As Chicago lurches toward summer through seesaw temperatures and torrential thunderstorms, chairs tentatively appear, and tables, upended, await the city’s contact sport of the season, alfresco dining. Despite Chicago’s newfound cosmopolitanism, it’s never been mistaken for the Paris of the Midwest—climatic chaos can swiftly thwart those partaking of a leisurely outdoor repast. But in those lilting moments between formidable thunderheads and sauna mugginess, urban oases do appear for a bucolic nosh and tipple.
The waiters at Fireside Restaurant, 5739 N. Ravenswood (773-561-7433), wear shirts adorned with the motto “Once you find us you won’t forget us.” Both halves of the phrase are equally true: unless you live within a couple leafy blocks of this Edgewater haunt, located just across the railroad tracks from the Rosehill Cemetery, you may never have known of its existence. But its impressive outdoor patio, intelligently tented to keep breezes blowing but rain from flowing, makes an afternoon memorable regardless of Harry Volkman’s forecast. The wood-planked, bilevel expanse can seat more than sixty for an extensive, hearty menu of upscale pub food and American dining at reasonable prices, with a drinks list to match, including a revolving roster of microbrews. Fireside loves potatoes —you can get a baked potato, fries, or some of the city’s tastiest mashed potatoes as a side dish with most sandwiches. The real draw, however, seems to be the BBQ ribs. A slab about the size of a xylophone appeared on every other plate one late Sunday afternoon. From 10am-3pm, a Sunday brunch features weekly specials and a do-it-yourself Bloody Mary bar with 150 different ingredients.
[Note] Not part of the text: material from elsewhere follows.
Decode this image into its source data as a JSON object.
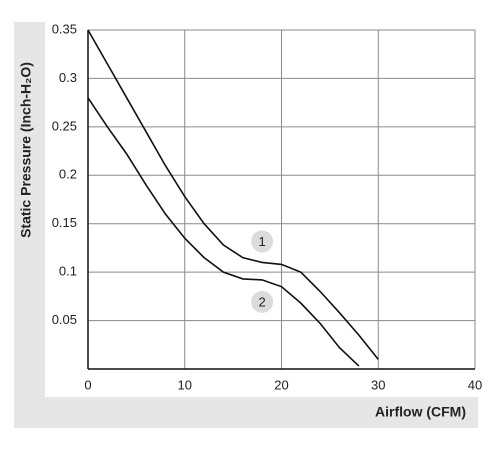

Around July, this city gets so muggy the mosquitoes are lugging dehumidifiers. A great way to get out of the kitchen is to stake a claim at one of Ennui Café’s, 6981 N. Sheridan (773-973-2233), outdoor tables with a nice extra-large iced latté. The interior, with its black-and-white tiled floor, hanging plants and local art, fairly rattles with industrial-sized electric fans. But the twenty or so outdoor seats are perfectly situated among trees and planters on a Sheridan Road corner between and Lunt and Morse—two blocks from the beach, with lake breezes virtually guaranteed. Loyola students come and go, talking more of law than Michelangelo, but Rogers Park locals of all ages and stripes seek respite from the swelter here until 11pm, playing chess or arguing politics.
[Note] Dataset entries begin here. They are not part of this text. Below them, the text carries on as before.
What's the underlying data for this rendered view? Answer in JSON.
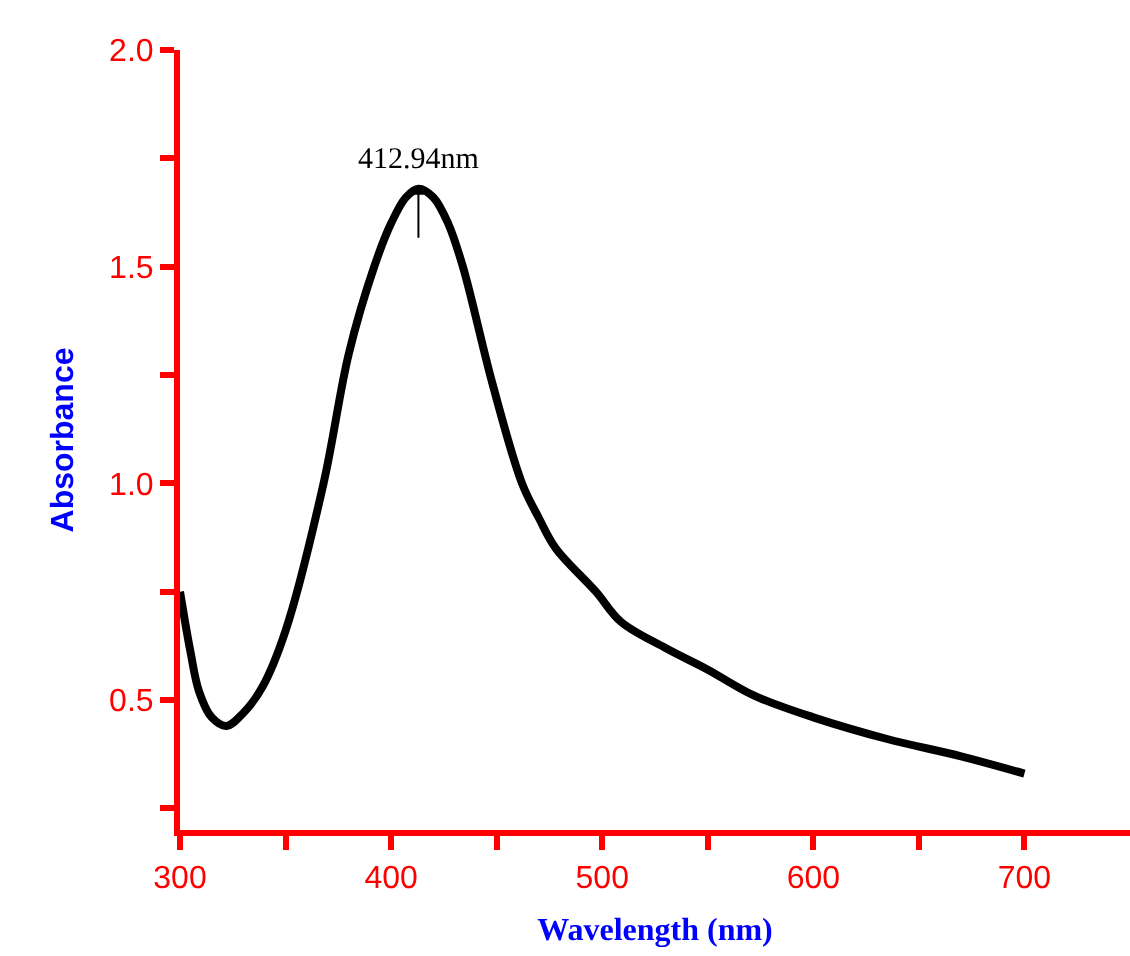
{
  "chart_data": {
    "type": "line",
    "xlabel": "Wavelength (nm)",
    "ylabel": "Absorbance",
    "annotations": [
      {
        "text": "412.94nm",
        "x": 412.94,
        "y": 1.68
      }
    ],
    "x": [
      300,
      305,
      309,
      315,
      322,
      330,
      339,
      350,
      368,
      380,
      392,
      400,
      407,
      413,
      420,
      427,
      434,
      448,
      462,
      470,
      478,
      497,
      509,
      530,
      550,
      572,
      600,
      635,
      670,
      700
    ],
    "series": [
      {
        "color": "#000000",
        "values": [
          0.75,
          0.61,
          0.52,
          0.46,
          0.44,
          0.47,
          0.53,
          0.66,
          1.0,
          1.3,
          1.5,
          1.6,
          1.66,
          1.68,
          1.66,
          1.6,
          1.5,
          1.23,
          1.0,
          0.92,
          0.85,
          0.75,
          0.68,
          0.62,
          0.57,
          0.51,
          0.46,
          0.41,
          0.37,
          0.33
        ]
      }
    ],
    "xlim": [
      300,
      750
    ],
    "xticks": [
      300,
      {
        "value": 350,
        "label": null
      },
      400,
      {
        "value": 450,
        "label": null
      },
      500,
      {
        "value": 550,
        "label": null
      },
      600,
      {
        "value": 650,
        "label": null
      },
      700
    ],
    "ylim": [
      0.2,
      2.0
    ],
    "yticks": [
      {
        "value": 0.25,
        "label": null
      },
      0.5,
      {
        "value": 0.75,
        "label": null
      },
      {
        "value": 1,
        "label": "1.0"
      },
      {
        "value": 1.25,
        "label": null
      },
      1.5,
      {
        "value": 1.75,
        "label": null
      },
      {
        "value": 2,
        "label": "2.0"
      }
    ],
    "marker": "none",
    "line_style": "solid"
  }
}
Only a sidewalk strip of seating is provided for patrons of the Chicago Brauhaus in Lincoln Square, 4732 N. Lincoln (773-784-4444), but this place is tops for Teutonic tipples. The owner of this Bavarian restaurant has a singular passion for German beer and, on one Saturday afternoon, spoke at great length about his unique “beer-glass bidet,” which chills glasses to the temperature of the Spaten, Steigl, Bitburger and other brews pouring forth from the taps—no more, no less. You’d be hard-pressed to find better pretzels in Munich. But perhaps liver-dumpling soup is more appetizing around Oktoberfest, ja?
Without intentionally re-establishing Franco-Prussian hostilities, Lincoln Square’s—and perhaps Chicago’s—most unabashedly romantic spot for outdoor dining is Bistro Campagne, 4518 N. Lincoln (773-271-6100), located in the former Villa Kula space. White table linens, surrounded by lush foliage, strings of lights, a fountain, and brick pathways illuminated by lanterns, create a secluded environment perfect for classic French bistro fare such as escargots, steak frites and créme brulée.
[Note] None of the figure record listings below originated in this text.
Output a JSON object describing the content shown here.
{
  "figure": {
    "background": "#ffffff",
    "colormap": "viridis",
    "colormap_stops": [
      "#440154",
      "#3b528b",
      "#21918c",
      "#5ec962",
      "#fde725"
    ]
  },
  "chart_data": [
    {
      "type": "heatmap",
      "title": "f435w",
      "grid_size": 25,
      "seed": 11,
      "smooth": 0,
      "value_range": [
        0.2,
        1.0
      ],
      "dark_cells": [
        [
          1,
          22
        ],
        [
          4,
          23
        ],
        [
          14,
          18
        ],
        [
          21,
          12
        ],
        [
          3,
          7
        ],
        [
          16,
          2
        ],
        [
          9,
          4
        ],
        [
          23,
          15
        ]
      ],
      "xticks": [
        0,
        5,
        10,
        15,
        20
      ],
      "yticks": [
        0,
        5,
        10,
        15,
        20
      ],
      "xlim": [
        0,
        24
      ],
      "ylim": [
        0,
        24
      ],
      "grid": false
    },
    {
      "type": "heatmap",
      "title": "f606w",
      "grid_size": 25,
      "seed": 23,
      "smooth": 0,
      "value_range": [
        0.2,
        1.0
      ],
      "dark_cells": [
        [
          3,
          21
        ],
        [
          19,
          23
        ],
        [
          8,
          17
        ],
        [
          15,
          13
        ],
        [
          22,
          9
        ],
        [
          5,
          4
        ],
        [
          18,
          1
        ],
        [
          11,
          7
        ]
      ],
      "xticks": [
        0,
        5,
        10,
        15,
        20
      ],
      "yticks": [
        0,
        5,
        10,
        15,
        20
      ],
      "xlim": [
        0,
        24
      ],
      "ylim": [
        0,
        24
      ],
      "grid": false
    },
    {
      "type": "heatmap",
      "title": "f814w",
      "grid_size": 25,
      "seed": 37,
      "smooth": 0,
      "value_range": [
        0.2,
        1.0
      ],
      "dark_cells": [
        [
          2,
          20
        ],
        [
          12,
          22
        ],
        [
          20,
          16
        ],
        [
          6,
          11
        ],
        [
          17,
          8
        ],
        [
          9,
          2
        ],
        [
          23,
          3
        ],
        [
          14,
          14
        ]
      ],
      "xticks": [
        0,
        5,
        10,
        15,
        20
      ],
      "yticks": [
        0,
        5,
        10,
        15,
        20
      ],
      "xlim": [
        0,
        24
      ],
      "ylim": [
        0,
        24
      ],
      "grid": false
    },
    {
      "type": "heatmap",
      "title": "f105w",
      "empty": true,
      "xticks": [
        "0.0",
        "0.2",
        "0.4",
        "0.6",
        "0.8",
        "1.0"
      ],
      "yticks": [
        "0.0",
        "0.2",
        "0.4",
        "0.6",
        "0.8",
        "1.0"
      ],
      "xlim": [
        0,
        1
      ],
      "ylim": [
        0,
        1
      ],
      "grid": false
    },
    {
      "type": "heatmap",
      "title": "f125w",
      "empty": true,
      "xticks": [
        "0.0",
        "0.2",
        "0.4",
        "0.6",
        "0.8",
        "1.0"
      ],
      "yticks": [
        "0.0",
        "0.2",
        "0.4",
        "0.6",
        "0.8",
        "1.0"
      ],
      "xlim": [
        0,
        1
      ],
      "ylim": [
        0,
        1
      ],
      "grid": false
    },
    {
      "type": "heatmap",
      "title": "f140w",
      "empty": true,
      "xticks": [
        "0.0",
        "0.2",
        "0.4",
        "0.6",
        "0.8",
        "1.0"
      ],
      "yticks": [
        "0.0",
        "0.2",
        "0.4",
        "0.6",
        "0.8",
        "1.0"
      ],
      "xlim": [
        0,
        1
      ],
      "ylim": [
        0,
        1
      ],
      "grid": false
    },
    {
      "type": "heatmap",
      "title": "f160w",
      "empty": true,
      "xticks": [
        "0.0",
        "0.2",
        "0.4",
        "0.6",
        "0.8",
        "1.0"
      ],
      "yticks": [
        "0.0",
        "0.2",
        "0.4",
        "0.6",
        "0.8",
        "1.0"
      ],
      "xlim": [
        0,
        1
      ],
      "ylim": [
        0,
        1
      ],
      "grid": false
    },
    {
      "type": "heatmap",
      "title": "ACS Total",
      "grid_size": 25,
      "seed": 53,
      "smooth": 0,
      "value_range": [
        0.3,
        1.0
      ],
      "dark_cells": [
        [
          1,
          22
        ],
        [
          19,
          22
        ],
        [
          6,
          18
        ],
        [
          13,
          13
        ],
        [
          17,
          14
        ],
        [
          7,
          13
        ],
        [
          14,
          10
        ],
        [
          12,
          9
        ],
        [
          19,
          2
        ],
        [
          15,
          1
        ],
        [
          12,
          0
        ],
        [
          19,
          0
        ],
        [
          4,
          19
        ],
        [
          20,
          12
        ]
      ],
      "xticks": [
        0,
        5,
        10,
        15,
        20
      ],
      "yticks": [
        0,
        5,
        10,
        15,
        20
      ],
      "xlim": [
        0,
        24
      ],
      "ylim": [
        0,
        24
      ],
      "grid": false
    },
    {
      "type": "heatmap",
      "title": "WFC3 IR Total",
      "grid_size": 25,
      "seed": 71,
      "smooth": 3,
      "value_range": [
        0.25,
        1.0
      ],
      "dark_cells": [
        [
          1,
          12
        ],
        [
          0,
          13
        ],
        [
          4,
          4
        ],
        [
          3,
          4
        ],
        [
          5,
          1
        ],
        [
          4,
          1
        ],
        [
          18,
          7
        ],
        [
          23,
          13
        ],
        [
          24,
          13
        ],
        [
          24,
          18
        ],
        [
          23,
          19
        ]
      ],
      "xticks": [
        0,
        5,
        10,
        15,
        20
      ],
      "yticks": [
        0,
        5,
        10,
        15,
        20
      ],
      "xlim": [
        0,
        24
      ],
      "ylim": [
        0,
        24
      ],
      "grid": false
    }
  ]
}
If the breezes are lightly puffing, and wispy clouds are lazily drifting above a 75-degree weekend afternoon, you’d hardly find a more idyllic retreat than La Creperie, 2845 N. Clark (773-528-9050). A Lakeview institution since 1971, its signature crépes aren’t quite as authentic as the younger Crépes de Paris, further down on Clark past Fullerton; but who could really mind, while dreamily whiling away the hours in the quiet backyard garden, with its lovely shade trees, burbling fountain and festive lights? The ambience is perfectly South of France here, with reasonably priced wines and a splendid Normandy cider, and after a bottle or two among friends you may completely forget you’re in Middle America. Be prepared for a brunch crunch, as diners descend to the white-and-red checked tablecloths at 11am sharp for specials like a cream-cheese omelette, accompanied by strong French coffee. But by 2 or 3pm, quiet chatter and languorous service invite you to strongly consider 35-hour workweeks and an August holiday.
The stretch of Southport between School and Addison streets welcomes a host of curbside dining opportunities. After a couple hours beneath the twinkling stars of the Music Box Theater, reacquaint your eyes with the daylight at nearby Cullen’s, 3741 N. Southport (773-975-0600), one of the few Irish pubs in the city where outdoor seating and Irish brogues may both be found in abundance. Traditional Irish dishes and brews are excellent, of course, but there are those who make an excursion here simply for the finely balanced Bloody Marys, which include a generous lump of horseradish resting on an oversized cucumber slice.